Tibetan Prayer Wheel

Occasionally, Freud can sound surprisingly (well, vaguely) like Marx:

.If a culture has not yet got beyond the point where the satisfaction of some participants requires the oppression of others, maybe the majority (and this is the case with all contemporary cultures), then, understandably, the oppressed will develop a deep hostility towards a culture their labour makes possible but in whose commodities they have too small a share


But of course, they do share these commodities, only at the level of the image. As we know, modern technologies of reproduction mean that the semblance of things can be skimmed off them and sold as a commodity.
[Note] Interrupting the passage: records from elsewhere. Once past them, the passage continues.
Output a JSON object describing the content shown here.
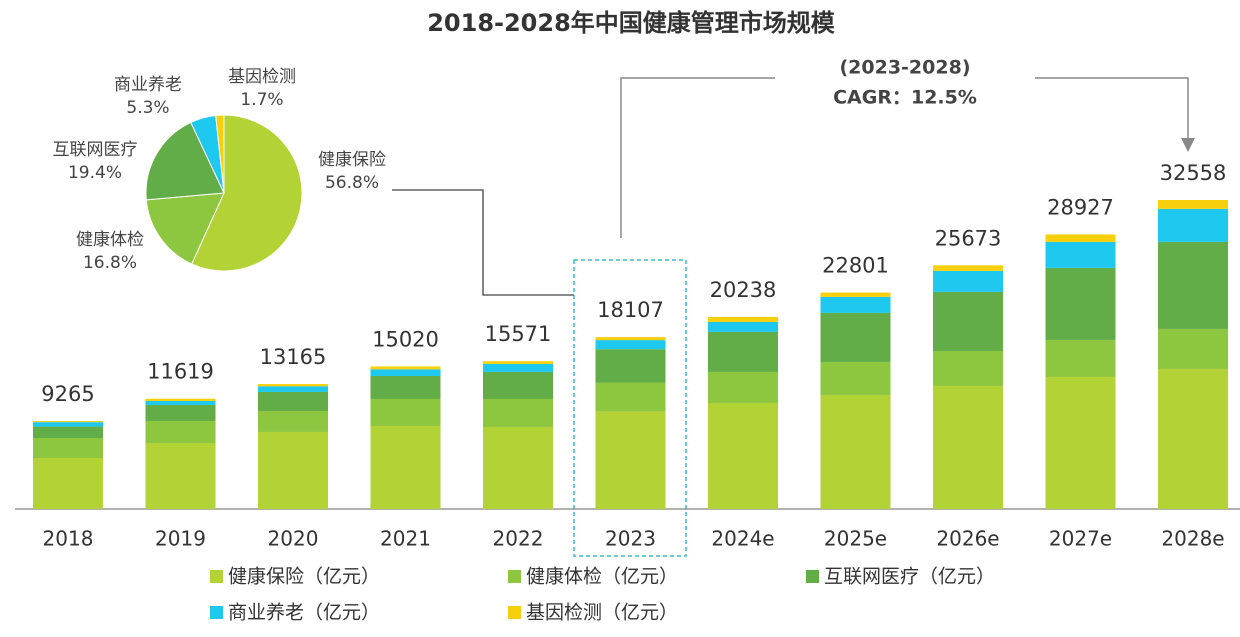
{
  "chart_data": [
    {
      "type": "stacked_bar",
      "title": "2018-2028年中国健康管理市场规模",
      "categories": [
        "2018",
        "2019",
        "2020",
        "2021",
        "2022",
        "2023",
        "2024e",
        "2025e",
        "2026e",
        "2027e",
        "2028e"
      ],
      "totals": [
        9265,
        11619,
        13165,
        15020,
        15571,
        18107,
        20238,
        22801,
        25673,
        28927,
        32558
      ],
      "series": [
        {
          "name": "健康保险（亿元）",
          "color": "#b2d235",
          "values": [
            5375,
            6956,
            8116,
            8748,
            8643,
            10284,
            11172,
            12016,
            12964,
            13912,
            14756
          ]
        },
        {
          "name": "健康体检（亿元）",
          "color": "#8dc63f",
          "values": [
            2108,
            2319,
            2213,
            2846,
            2951,
            3042,
            3267,
            3478,
            3689,
            3900,
            4216
          ]
        },
        {
          "name": "互联网医疗（亿元）",
          "color": "#62ad47",
          "values": [
            1200,
            1686,
            2003,
            2424,
            2846,
            3513,
            4216,
            5165,
            6219,
            7589,
            9170
          ]
        },
        {
          "name": "商业养老（亿元）",
          "color": "#1ec8ef",
          "values": [
            470,
            420,
            600,
            700,
            843,
            960,
            1054,
            1686,
            2213,
            2740,
            3478
          ]
        },
        {
          "name": "基因检测（亿元）",
          "color": "#f7cf0a",
          "values": [
            112,
            238,
            233,
            302,
            288,
            308,
            529,
            456,
            588,
            786,
            938
          ]
        }
      ],
      "annotations": [
        "(2023-2028)",
        "CAGR：12.5%"
      ]
    },
    {
      "type": "pie",
      "categories": [
        "健康保险",
        "健康体检",
        "互联网医疗",
        "商业养老",
        "基因检测"
      ],
      "values": [
        56.8,
        16.8,
        19.4,
        5.3,
        1.7
      ],
      "value_labels": [
        "56.8%",
        "16.8%",
        "19.4%",
        "5.3%",
        "1.7%"
      ],
      "colors": [
        "#b2d235",
        "#8dc63f",
        "#62ad47",
        "#1ec8ef",
        "#f7cf0a"
      ]
    }
  ]
}
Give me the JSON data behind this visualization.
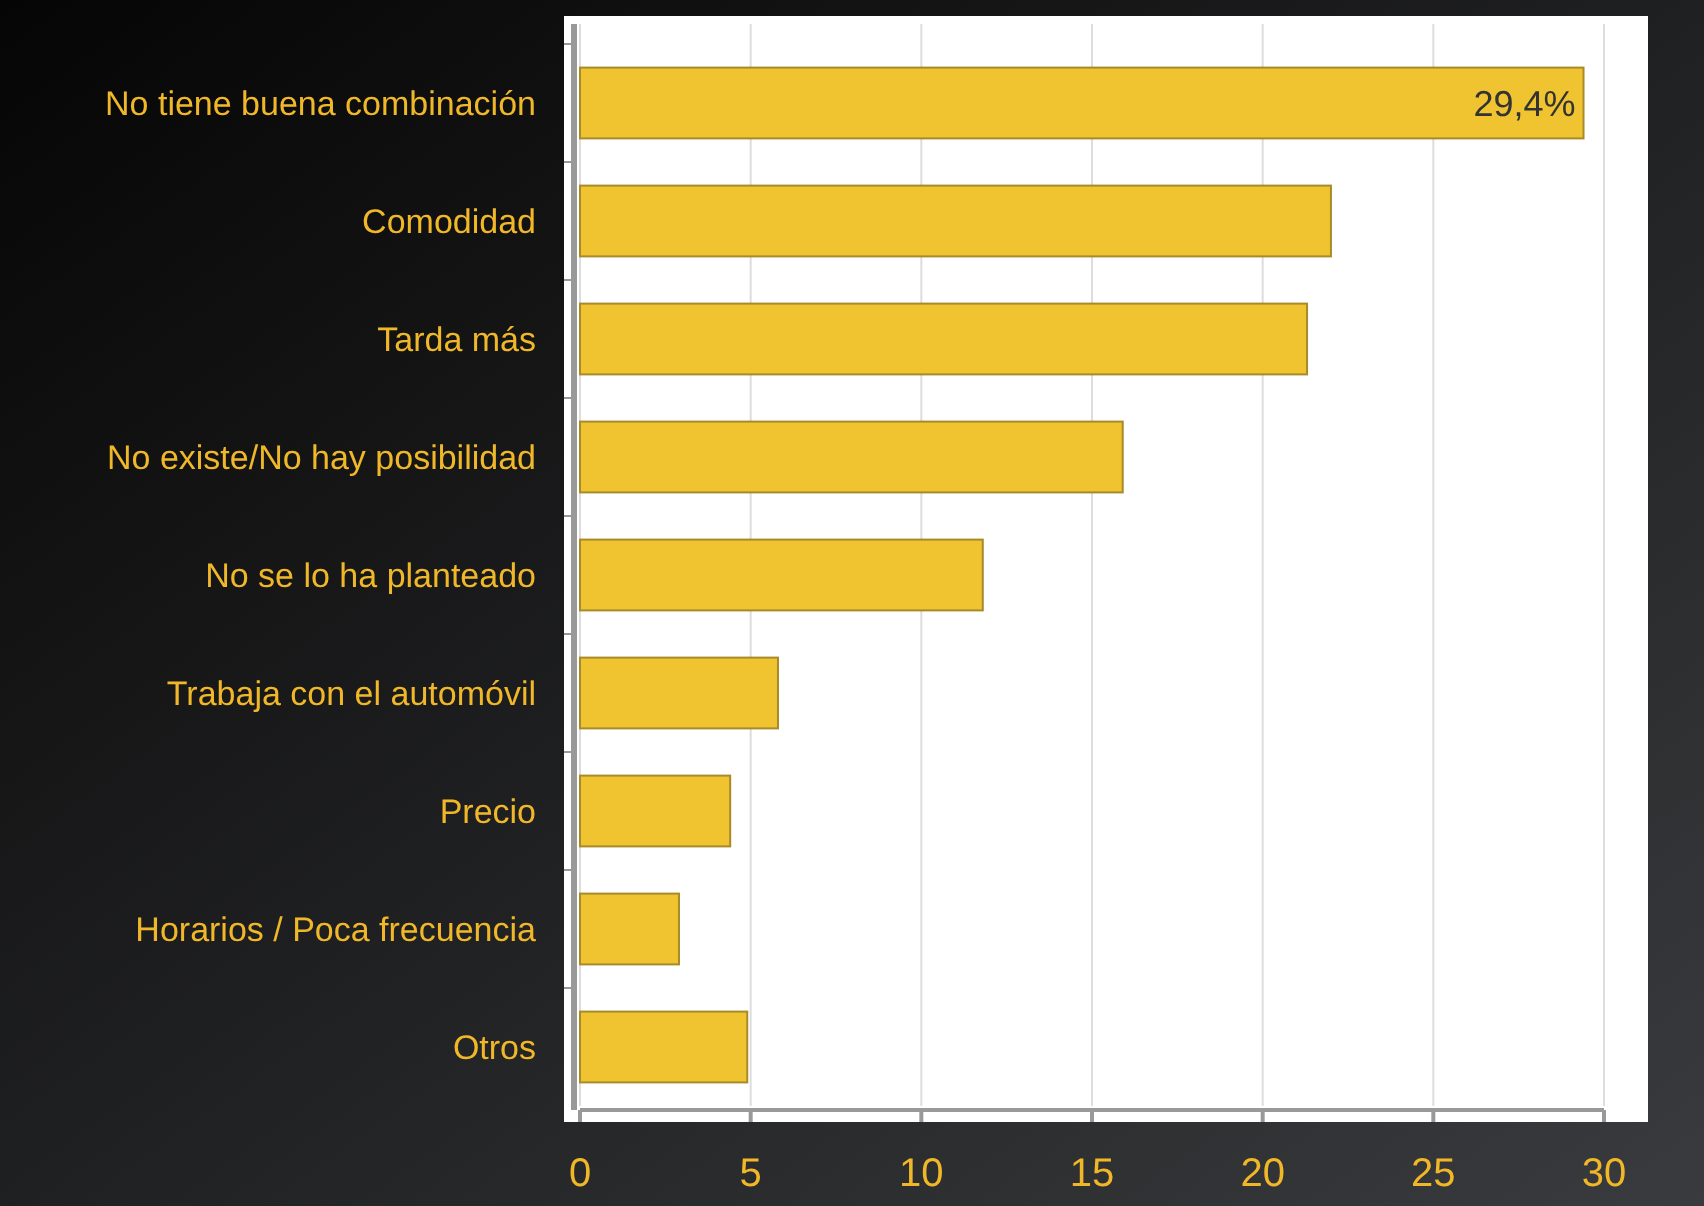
{
  "chart_data": {
    "type": "bar",
    "orientation": "horizontal",
    "categories": [
      "No tiene buena combinación",
      "Comodidad",
      "Tarda más",
      "No existe/No hay posibilidad",
      "No se lo ha planteado",
      "Trabaja con el automóvil",
      "Precio",
      "Horarios / Poca frecuencia",
      "Otros"
    ],
    "values": [
      29.4,
      22,
      21.3,
      15.9,
      11.8,
      5.8,
      4.4,
      2.9,
      4.9
    ],
    "value_labels": [
      "29,4%",
      null,
      null,
      null,
      null,
      null,
      null,
      null,
      null
    ],
    "color": "#f0c330",
    "xlim": [
      0,
      30
    ],
    "xticks": [
      0,
      5,
      10,
      15,
      20,
      25,
      30
    ],
    "grid": "x"
  }
}
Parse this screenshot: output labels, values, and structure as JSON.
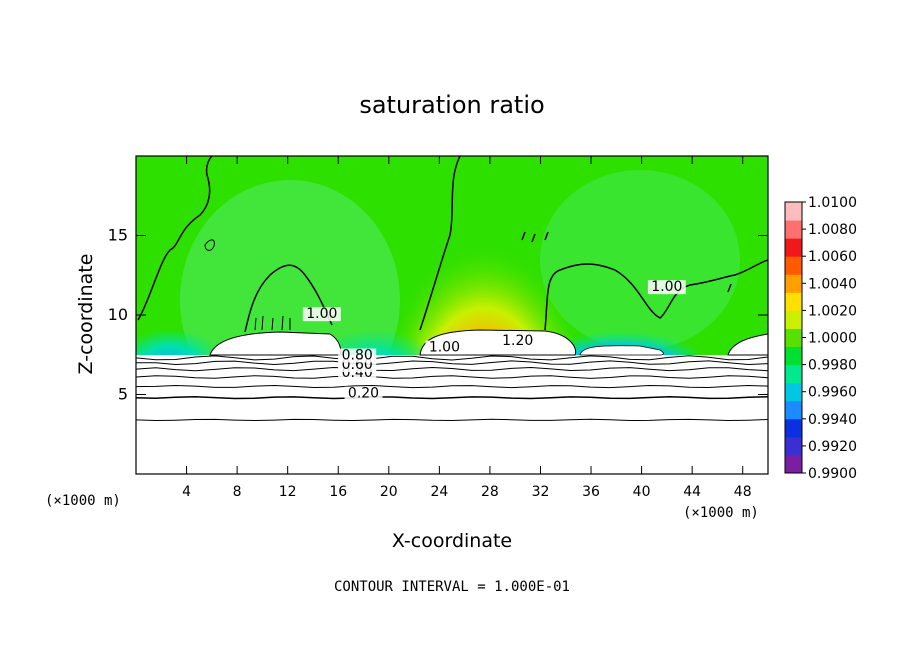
{
  "chart_data": {
    "type": "heatmap",
    "title": "saturation ratio",
    "xlabel": "X-coordinate",
    "ylabel": "Z-coordinate",
    "x_unit_label": "(×1000 m)",
    "x_unit_label_right": "(×1000 m)",
    "xlim": [
      0,
      50
    ],
    "ylim": [
      0,
      20
    ],
    "x_ticks": [
      4,
      8,
      12,
      16,
      20,
      24,
      28,
      32,
      36,
      40,
      44,
      48
    ],
    "y_ticks": [
      5,
      10,
      15
    ],
    "colorbar": {
      "min": 0.99,
      "max": 1.01,
      "ticks": [
        "1.0100",
        "1.0080",
        "1.0060",
        "1.0040",
        "1.0020",
        "1.0000",
        "0.9980",
        "0.9960",
        "0.9940",
        "0.9920",
        "0.9900"
      ],
      "colors": [
        "#7a1fa2",
        "#3a2fd0",
        "#0a30e0",
        "#1a8cff",
        "#00c8e0",
        "#00e890",
        "#00e030",
        "#58e000",
        "#c8f000",
        "#ffe000",
        "#ffa000",
        "#ff5a00",
        "#f01818",
        "#ff7070",
        "#ffbcbc"
      ]
    },
    "contour_labels": [
      {
        "text": "0.20",
        "x": 18.0,
        "z": 4.8
      },
      {
        "text": "0.40",
        "x": 17.5,
        "z": 6.1
      },
      {
        "text": "0.60",
        "x": 17.5,
        "z": 6.6
      },
      {
        "text": "0.80",
        "x": 17.5,
        "z": 7.2
      },
      {
        "text": "1.00",
        "x": 24.4,
        "z": 7.7
      },
      {
        "text": "1.20",
        "x": 30.2,
        "z": 8.1
      },
      {
        "text": "1.00",
        "x": 14.7,
        "z": 9.8
      },
      {
        "text": "1.00",
        "x": 42.0,
        "z": 11.5
      }
    ],
    "low_contours_z": [
      3.4,
      4.8,
      5.5,
      6.1,
      6.6,
      7.0,
      7.3
    ],
    "annotation": "CONTOUR INTERVAL = 1.000E-01",
    "grid": false,
    "legend": "right"
  }
}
Not wealth itself, not success, not jouissance, creative fulfilment etc but the electronic facsimiles thereof is what we are sold. There is indeed a world where people are happy, rich, where they experience intense sexual pleasure and careless freedom. It is not ours, but this does not matter, its windows are curtainless and we have that historically unique and sovereign freedom: the freedom to watch.

And gradually, our responses as watchers are folded back into the spectacle watched. An early example of this was canned laughter: someone else laughs on our behalf. Who is this someone? It is the technology itself, the machine. And isn’t ‘Big Brother’ amongst other things a kind of ‘canned boredom’ – we watch others being bored, as it were, on our behalf. Zizek notes that the original model for this was the phenomenon of designated mourners hired to cry at funerals in certain cultures. The purpose of this (to us) strange ritual was to externalise one’s grief, delegate it onto a kind of exterior apparatus (ie another human being). Someone else does for us. Research showed that although people watching comedy shows with canned laughter laughed less, the physiological effects were as if they had indeed laughed. Ditto with the hired mourners. The logic is partly that of the Tibetan prayer wheel: we insert a piece of paper with a prayer into a mechanical wheel, we turn the wheel and the prayer is relayed to the appropriate authority – the prayer wheel preys for us (this is another of Zizek’s examples). The logic of the Tibetan prayer wheel is increasingly that of post-modern culture as a whole - we delegate to the electronic apparatus what we previously did ourselves.

Freud continues:

It goes without saying that a culture that fails to satisfy so many of its participants, driving them to rebellion, neither has nor deserves the chance of a lasting existence.